Direktur Imparsial Al Araf menyebut keterlibatan oknum Badan Intelijen Negara dalam kasus ini masih ditutupi.

"Kami mendesak kepada kepala BIN baru agar tidak menutupi adanya keterlibatan oknum intelijen negara dan berani menyampaikan ke presiden," kata Araf di kantornya, Tebet, Jakarta Selatan, Selasa (6/7).

ADVERTISEMENT

SCROLL TO CONTINUE WITH CONTENT

Araf mengatakan pembunuhan politik terhadap Munir menggunakan skenario yang terencana dan melibatkan banyak aktor. Peran Pollycarpus Budihari Priyanto, pembunuh Munir yang divonis 20 tahun penjara namun kini telah bebas, dinilai hanya sebagai aktor lapangan.
"Belum tuntas jika kasus ini berhenti di Pollycarpus. Kasus ini tidak melibatkan aktor tunggal. Ada keterlibatan oknum-oknum di dalam tubuh intelijen negara," ujar Araf.

Presiden Joko Widodo pun didesak membuka dan mengungkap hasil penyelidikan Tim Pencari Fakta kasus Munir kepada publik.
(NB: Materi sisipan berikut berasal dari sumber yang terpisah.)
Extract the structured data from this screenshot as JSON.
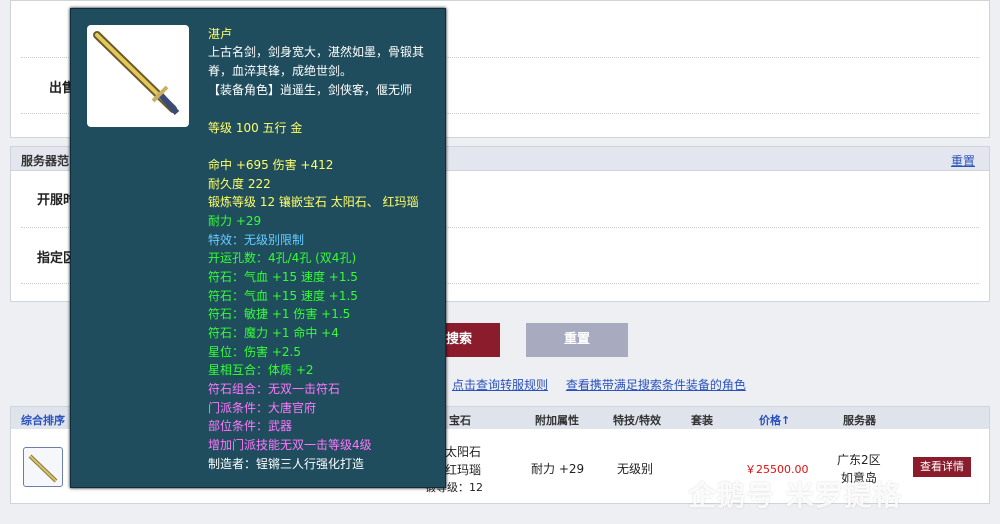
{
  "filters": {
    "sell_label": "出售",
    "server_panel_title": "服务器范",
    "reset_link": "重置",
    "open_label": "开服时",
    "specified_label": "指定区"
  },
  "buttons": {
    "search": "搜索",
    "reset": "重置"
  },
  "links": {
    "transfer_rules": "点击查询转服规则",
    "view_roles": "查看携带满足搜索条件装备的角色"
  },
  "results": {
    "headers": {
      "sort": "综合排序",
      "gem": "宝石",
      "extra_attr": "附加属性",
      "skill": "特技/特效",
      "set": "套装",
      "price": "价格↑",
      "server": "服务器"
    },
    "row": {
      "gem_line1": "太阳石",
      "gem_line2": "红玛瑙",
      "gem_line3": "锻等级：12",
      "extra_attr": "耐力 +29",
      "skill": "无级别",
      "price": "￥25500.00",
      "server_line1": "广东2区",
      "server_line2": "如意岛",
      "detail_button": "查看详情"
    }
  },
  "tooltip": {
    "name": "湛卢",
    "desc1": "上古名剑，剑身宽大，湛然如墨，骨锻其",
    "desc2": "脊，血淬其锋，成绝世剑。",
    "roles": "【装备角色】逍遥生，剑侠客，偃无师",
    "level": "等级 100  五行 金",
    "hit_dmg": "命中 +695  伤害 +412",
    "durability": "耐久度 222",
    "forge": "锻炼等级 12  镶嵌宝石 太阳石、 红玛瑙",
    "stamina": "耐力 +29",
    "effect": "特效：无级别限制",
    "holes": "开运孔数：4孔/4孔 (双4孔)",
    "rune1": "符石：气血 +15  速度 +1.5",
    "rune2": "符石：气血 +15  速度 +1.5",
    "rune3": "符石：敏捷 +1  伤害 +1.5",
    "rune4": "符石：魔力 +1  命中 +4",
    "star": "星位：伤害 +2.5",
    "star_match": "星相互合：体质 +2",
    "rune_combo": "符石组合：无双一击符石",
    "sect_req": "门派条件：大唐官府",
    "part_req": "部位条件：武器",
    "skill_up": "增加门派技能无双一击等级4级",
    "maker": "制造者：锃锵三人行强化打造"
  },
  "watermark": "企鹅号 米罗提格",
  "colors": {
    "tooltip_bg": "#1f4d5e",
    "yellow": "#ffff66",
    "green": "#33ff33",
    "cyan": "#66ccff",
    "purple": "#ff77ff",
    "white": "#ffffff",
    "button_red": "#8a1c2c",
    "price_red": "#e01010"
  }
}
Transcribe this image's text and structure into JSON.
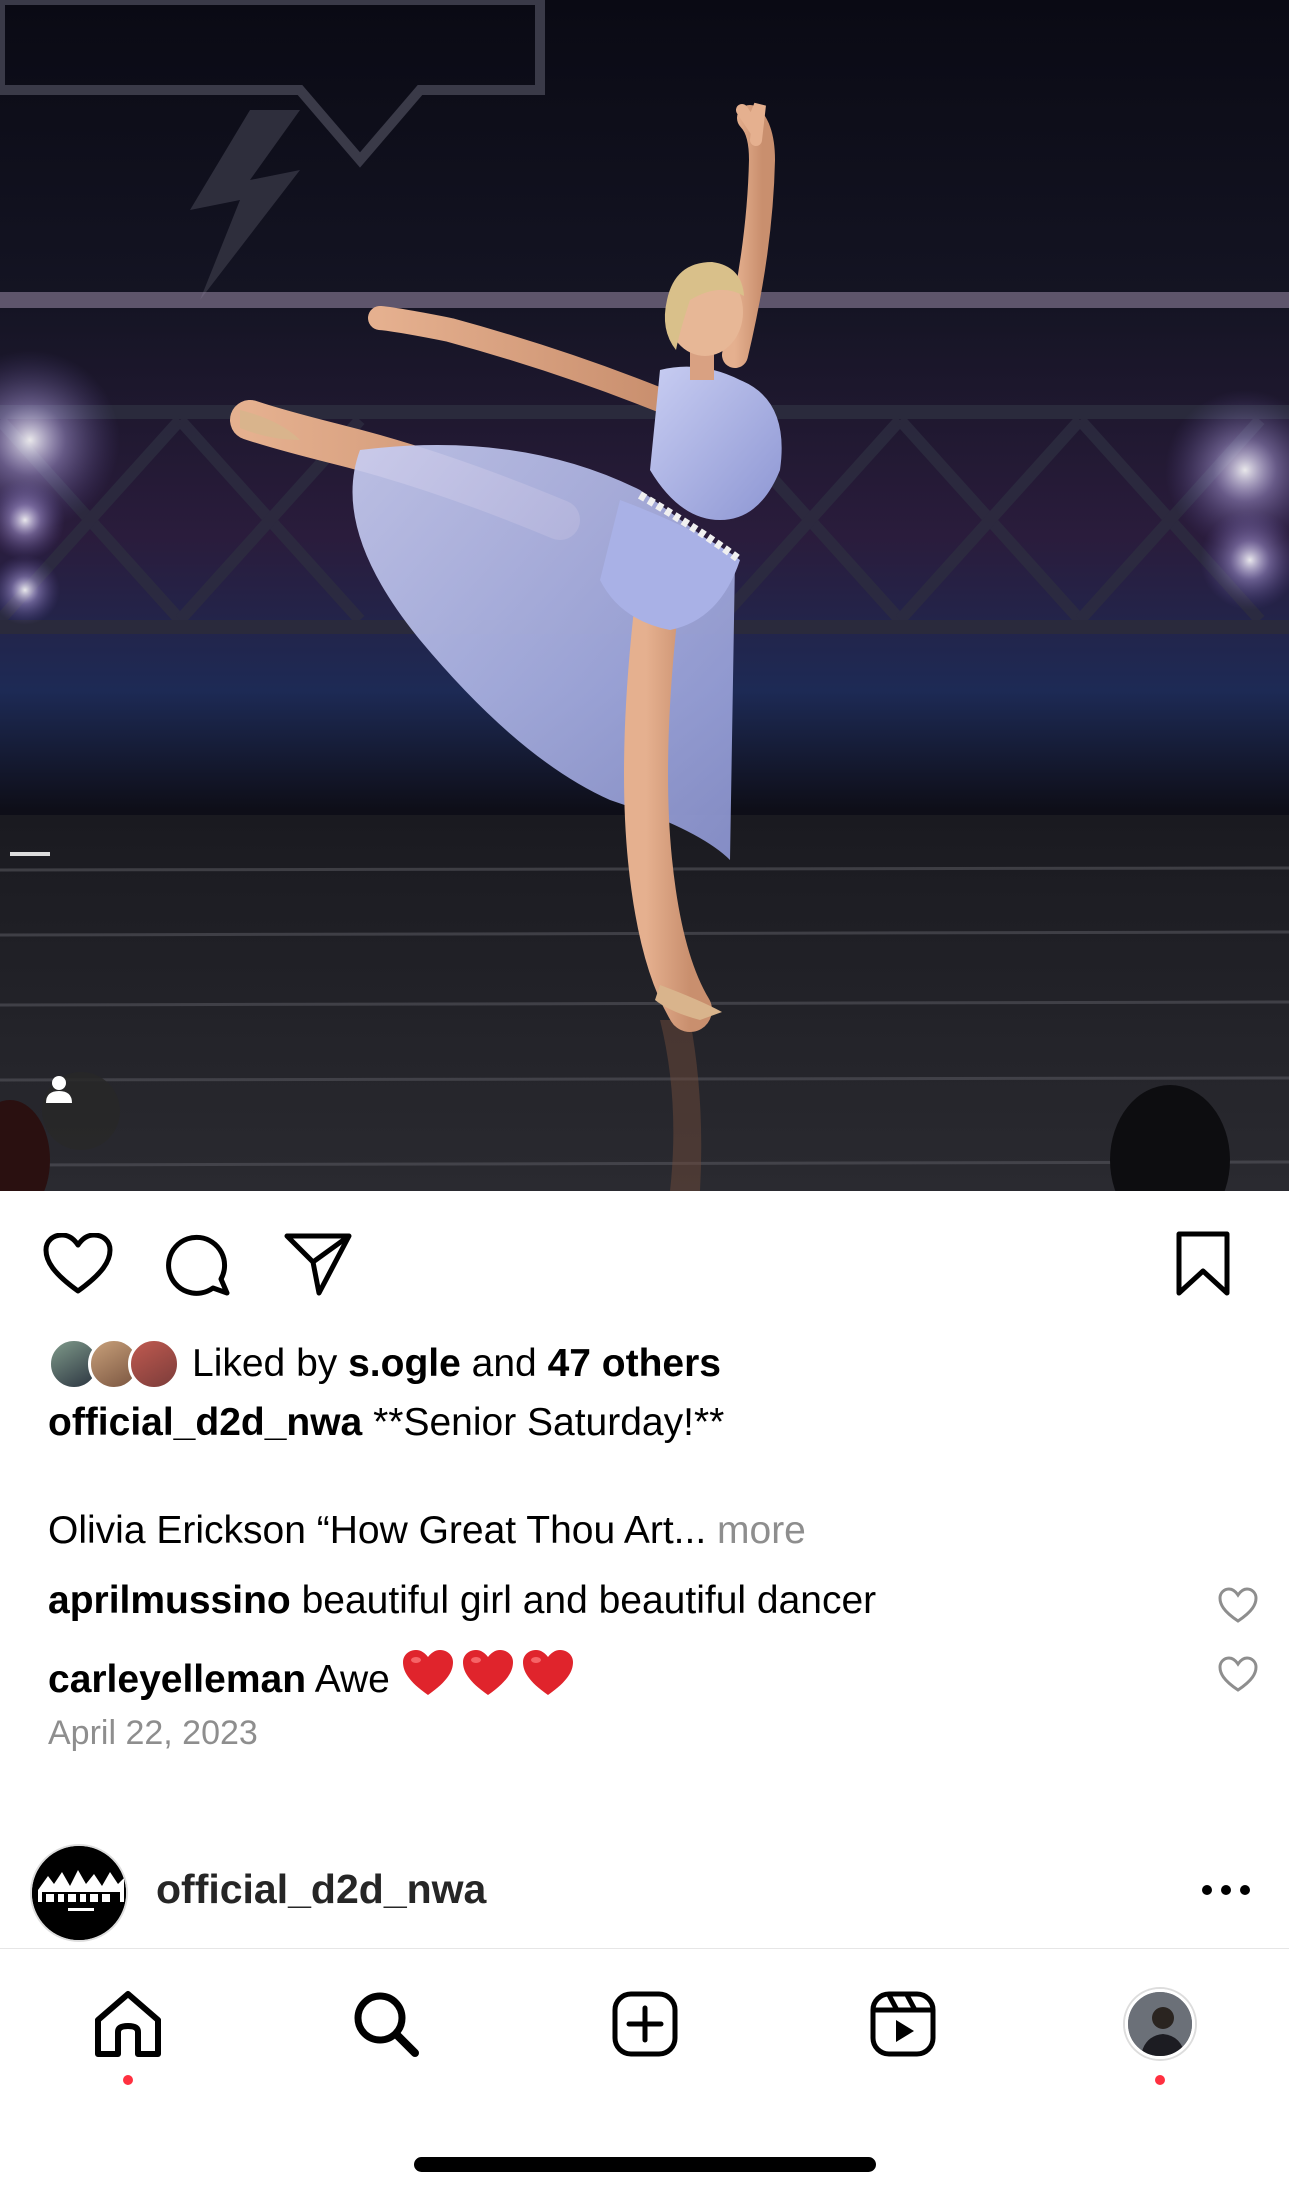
{
  "post": {
    "photo_alt": "",
    "actions": {
      "like_icon": "heart-icon",
      "comment_icon": "comment-icon",
      "share_icon": "share-icon",
      "save_icon": "bookmark-icon"
    },
    "likes": {
      "prefix": "Liked by",
      "first_user": "s.ogle",
      "and": "and",
      "others": "47 others"
    },
    "caption": {
      "username": "official_d2d_nwa",
      "text": "**Senior Saturday!**",
      "second_line": "Olivia Erickson “How Great Thou Art...",
      "more_label": "more"
    },
    "comments": [
      {
        "username": "aprilmussino",
        "text": "beautiful girl and beautiful dancer"
      },
      {
        "username": "carleyelleman",
        "text": "Awe"
      }
    ],
    "date": "April 22, 2023"
  },
  "next_post": {
    "username": "official_d2d_nwa",
    "more_icon": "more-icon"
  },
  "tabbar": {
    "items": [
      "home-icon",
      "search-icon",
      "create-icon",
      "reels-icon",
      "profile-avatar"
    ]
  },
  "colors": {
    "notification_dot": "#ff3040",
    "muted_text": "#8e8e8e",
    "heart_emoji": "#e0242c"
  }
}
Publikasi hasil penyelidikan TPF, menurutnya bisa menjadi langkah awal untuk membongkar kasus pembunuhan Munir.

"Kami mendesak presiden segera membuka dan mengungkap hasil penyelidikan Tim Pencari Fakta kasus Munir dan menindaklanjuti hasil temuan itu," kata Araf.

Tim yang dibentuk pada 23 Desember 2004 itu dipimpin oleh Brigjen Pol. Marsudi Hanafi dan beranggotakan sejumlah aktivis. Setelah tim dibubarkan, hasil penyelidikannya diserahkan ke pemerintah Presiden Susilo Bambang Yudhoyono pada 24 Juni 2005. Namun hingga kini temuan itu tidak diungkap ke publik.
Selain meminta publikasi hasil penyelidikan, menurut Araf, fakta persidangan kasus Munir perlu dibedah ulang. Dia menilai banyak kejanggalan selama proses persidangan kasus Munir. Hakim dituding tak mempertimbangkan sejumlah fakta yang dianggap dapat memperjelas kasus.

"Kasus pembunuhan Munir ini kejahatan konspiratif, bersekongkol, dan melibatkan banyak orang. Otak di balik pembunuhan itu masih berkeliaran bebas," katanya.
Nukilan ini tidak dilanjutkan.